Den Namen „Kőkút“ (bei Kiskunmajsa) könnte man mit Steinbrunnen übersetzen. Wann da von wem der erste Brunnen gegraben oder gebaut wurde, liegt schon im Nebel der Geschichte. Aber später ist es auch häufiger passiert, wenn die Bauern Brunnen oder etwas anderes gegraben haben, dass sie nach einigen Metern auf Kalkstein, Sandstein oder Feldstein stießen. Nach Ausgrabungen haben die Archäologen vermerkt, dass Kőkút im Mittelalter ein Ort mit eigener Kirche war. Wann genau die Tragödie, also die Vernichtung des Dorfes durch die Türken im 16. Jh. geschehen ist, konnte bisher nicht genau ermittelt werden.
Nach dem Mittelalter lebten hier die wenigen Bewohner von der Viehzucht. Die Ursache war sehr einfach, die Türken. Sie haben die Wälder vernichtet, damit die Bauern keine Zuflucht fanden. Außerdem konnten sie ihre Festungen hier nur aus Holz und Lehm bauen. So sind riesengroße Weideflächen entstanden. Zweitens, die Türken haben auf Graurinder keine Steuer erhoben. Deshalb haben die unterdrückten, in ihrer Anzahl immer mehr schrumpfenden Ungarn diese anspruchslosen Tiere und daneben noch Zackelschafe gezüchtet. Seit dem Mittelalter war das ungarische Fleisch in Westeuropa immer gefragt und so haben die Haiducken (die Treiber) die Rinder bis nach Wien, Passau, Ulm oder sogar Nürnberg getrieben.
So haben die Türken das Siedlungssystem in diesem Gebiet, das Kleinkumanien (ung: Kiskunság) genannt wurde, völlig verändert. Die Bevölkerung flüchtete aus den Dörfern und zog in die stetig wachsenden Marktflecken wie Kiskunhalas, Szeged, Kecskemét oder Nagykőrös.
Die weit entfernt liegenden Güter hat man aus dem Marktflecken heraus nicht bewirtschaften können. Das Vieh musste im ganzen Sommer weiden und gehütet werden. So sind viele Leute, die meisten auch aus finanziellen Gründen, in die Pußta gezogen, mit den weidenden Tieren gewandert oder haben selbst Bauernhöfe gebaut. Heute noch leben relativ viele Leute in Bauernhöfen, die verstreut in der großen ungarischen Tiefebene liegen.

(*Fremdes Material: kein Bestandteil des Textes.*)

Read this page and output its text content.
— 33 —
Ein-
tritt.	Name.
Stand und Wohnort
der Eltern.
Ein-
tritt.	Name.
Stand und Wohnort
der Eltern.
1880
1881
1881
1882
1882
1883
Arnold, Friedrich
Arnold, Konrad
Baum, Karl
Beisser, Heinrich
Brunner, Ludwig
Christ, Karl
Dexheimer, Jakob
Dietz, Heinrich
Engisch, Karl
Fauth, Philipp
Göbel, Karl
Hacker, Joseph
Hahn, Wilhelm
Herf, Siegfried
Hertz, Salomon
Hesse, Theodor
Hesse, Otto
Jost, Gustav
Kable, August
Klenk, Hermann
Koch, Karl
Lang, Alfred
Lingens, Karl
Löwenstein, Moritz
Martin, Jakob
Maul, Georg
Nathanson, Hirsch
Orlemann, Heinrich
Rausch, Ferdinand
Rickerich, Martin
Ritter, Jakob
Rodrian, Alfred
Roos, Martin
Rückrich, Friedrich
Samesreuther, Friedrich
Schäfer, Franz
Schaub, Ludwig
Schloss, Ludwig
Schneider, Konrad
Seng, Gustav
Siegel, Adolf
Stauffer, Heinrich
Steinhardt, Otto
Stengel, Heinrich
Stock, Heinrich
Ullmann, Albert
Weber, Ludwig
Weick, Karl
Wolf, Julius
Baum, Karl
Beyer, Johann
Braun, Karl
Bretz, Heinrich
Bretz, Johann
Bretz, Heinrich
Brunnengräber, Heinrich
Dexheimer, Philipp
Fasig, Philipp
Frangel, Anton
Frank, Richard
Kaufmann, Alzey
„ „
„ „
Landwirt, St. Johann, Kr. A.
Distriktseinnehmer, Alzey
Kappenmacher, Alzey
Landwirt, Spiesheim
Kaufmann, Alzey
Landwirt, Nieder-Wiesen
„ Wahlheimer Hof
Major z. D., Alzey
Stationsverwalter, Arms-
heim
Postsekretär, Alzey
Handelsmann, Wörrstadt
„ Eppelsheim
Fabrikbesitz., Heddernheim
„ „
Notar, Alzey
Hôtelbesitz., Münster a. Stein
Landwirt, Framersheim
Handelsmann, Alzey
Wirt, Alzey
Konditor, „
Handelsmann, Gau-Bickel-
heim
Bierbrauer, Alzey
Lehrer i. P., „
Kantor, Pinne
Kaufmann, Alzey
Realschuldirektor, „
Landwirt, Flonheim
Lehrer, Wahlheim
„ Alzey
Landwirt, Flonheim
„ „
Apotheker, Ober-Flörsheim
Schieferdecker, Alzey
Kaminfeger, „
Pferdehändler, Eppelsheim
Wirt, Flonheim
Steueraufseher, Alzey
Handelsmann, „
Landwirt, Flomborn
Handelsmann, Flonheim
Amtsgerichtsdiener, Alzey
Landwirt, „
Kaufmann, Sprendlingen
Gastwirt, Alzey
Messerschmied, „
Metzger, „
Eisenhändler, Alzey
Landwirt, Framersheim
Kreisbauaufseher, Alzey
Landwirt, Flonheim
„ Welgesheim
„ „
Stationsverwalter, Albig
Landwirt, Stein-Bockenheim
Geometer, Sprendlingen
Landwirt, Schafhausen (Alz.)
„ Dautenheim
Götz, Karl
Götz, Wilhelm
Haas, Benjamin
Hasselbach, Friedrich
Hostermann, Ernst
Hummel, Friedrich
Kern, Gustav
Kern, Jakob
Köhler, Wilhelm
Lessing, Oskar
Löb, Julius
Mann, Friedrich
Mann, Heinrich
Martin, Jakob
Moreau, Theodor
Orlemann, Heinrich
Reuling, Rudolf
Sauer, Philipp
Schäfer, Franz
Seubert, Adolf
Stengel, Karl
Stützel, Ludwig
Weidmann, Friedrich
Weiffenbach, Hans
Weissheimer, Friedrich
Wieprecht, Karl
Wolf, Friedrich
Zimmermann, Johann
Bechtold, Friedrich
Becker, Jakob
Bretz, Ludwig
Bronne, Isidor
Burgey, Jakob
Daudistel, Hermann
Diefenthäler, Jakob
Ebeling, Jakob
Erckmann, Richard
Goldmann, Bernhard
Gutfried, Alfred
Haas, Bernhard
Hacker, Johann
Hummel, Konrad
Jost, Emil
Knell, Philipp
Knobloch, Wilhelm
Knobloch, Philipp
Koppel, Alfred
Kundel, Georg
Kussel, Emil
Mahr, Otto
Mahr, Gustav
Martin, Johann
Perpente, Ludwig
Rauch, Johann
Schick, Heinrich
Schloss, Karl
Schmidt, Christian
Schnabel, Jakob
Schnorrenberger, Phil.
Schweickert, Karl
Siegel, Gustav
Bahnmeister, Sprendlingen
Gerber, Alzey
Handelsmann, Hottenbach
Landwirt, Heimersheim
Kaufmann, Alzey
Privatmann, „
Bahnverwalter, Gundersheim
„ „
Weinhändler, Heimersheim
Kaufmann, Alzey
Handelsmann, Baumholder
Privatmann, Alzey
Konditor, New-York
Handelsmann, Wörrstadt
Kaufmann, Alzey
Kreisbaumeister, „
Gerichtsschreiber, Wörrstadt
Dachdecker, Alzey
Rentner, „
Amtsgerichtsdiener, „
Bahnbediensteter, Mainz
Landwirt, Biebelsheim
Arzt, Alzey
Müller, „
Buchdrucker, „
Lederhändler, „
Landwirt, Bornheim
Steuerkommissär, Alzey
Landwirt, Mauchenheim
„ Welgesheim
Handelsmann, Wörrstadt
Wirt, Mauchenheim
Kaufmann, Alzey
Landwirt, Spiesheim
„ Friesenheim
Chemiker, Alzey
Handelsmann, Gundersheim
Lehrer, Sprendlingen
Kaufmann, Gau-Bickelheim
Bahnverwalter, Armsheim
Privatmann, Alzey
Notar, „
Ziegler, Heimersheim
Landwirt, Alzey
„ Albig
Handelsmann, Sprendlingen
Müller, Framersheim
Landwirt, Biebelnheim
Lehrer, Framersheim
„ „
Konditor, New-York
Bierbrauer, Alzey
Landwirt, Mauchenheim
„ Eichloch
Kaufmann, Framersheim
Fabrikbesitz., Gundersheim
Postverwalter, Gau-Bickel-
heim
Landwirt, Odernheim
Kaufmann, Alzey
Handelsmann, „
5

Die Flur Kőkút war nicht lange herrenlos. Wir wissen, dass hier ein Gasthof (ung: „csárda“) 1823 gebaut wurde. Das ist ein Beweis dafür, dass der Wirt von den hier lebenden oder die Herde treibenden Leuten leben konnte.Diese „Tscharda“ hat der Unternehmer, Mihály Sárosi, begonnen zu bauen. Die Vollendung blieb dem Baumeister Antal Bolvári vorbehalten, wie es der Auftrag von der naheliegenden Stadt Halas, beweist. Der Gasthof in der grossen Pußta wurde nicht nur von Pferdehirten, Schäfern und Bauern besucht. Die „Betyáren“ (Wegelagerer) hielten hier auch häufig ihre Treffen oder Trinkgelage ab. Sie waren arme Burschen, Hirten, die das jährliche Einkommen aus Geld- und Viehraub ergänzten. Am Westende des gewölbten Teils des bis heute erhalten gebliebenen Gasthofes befindet sich ein Blindfenster. Die mündliche Überlieferung sagt, von hier soll ein Tunnel ins Freie geführt haben, damit die Betyáren flüchten konnten. Ob es wahr ist oder nicht, weiß niemand mehr. Aber praktisch endete dieser „Fluchtweg“ oft in den Zellen vom Knast in Halas, Félegyháza oder Szeged. Der berühmteste Betyár in der Tiefebene war Sándor Rózsa, der wie der Volksmund bewahrte, auch in diesem Haus viel herumgekommen ist.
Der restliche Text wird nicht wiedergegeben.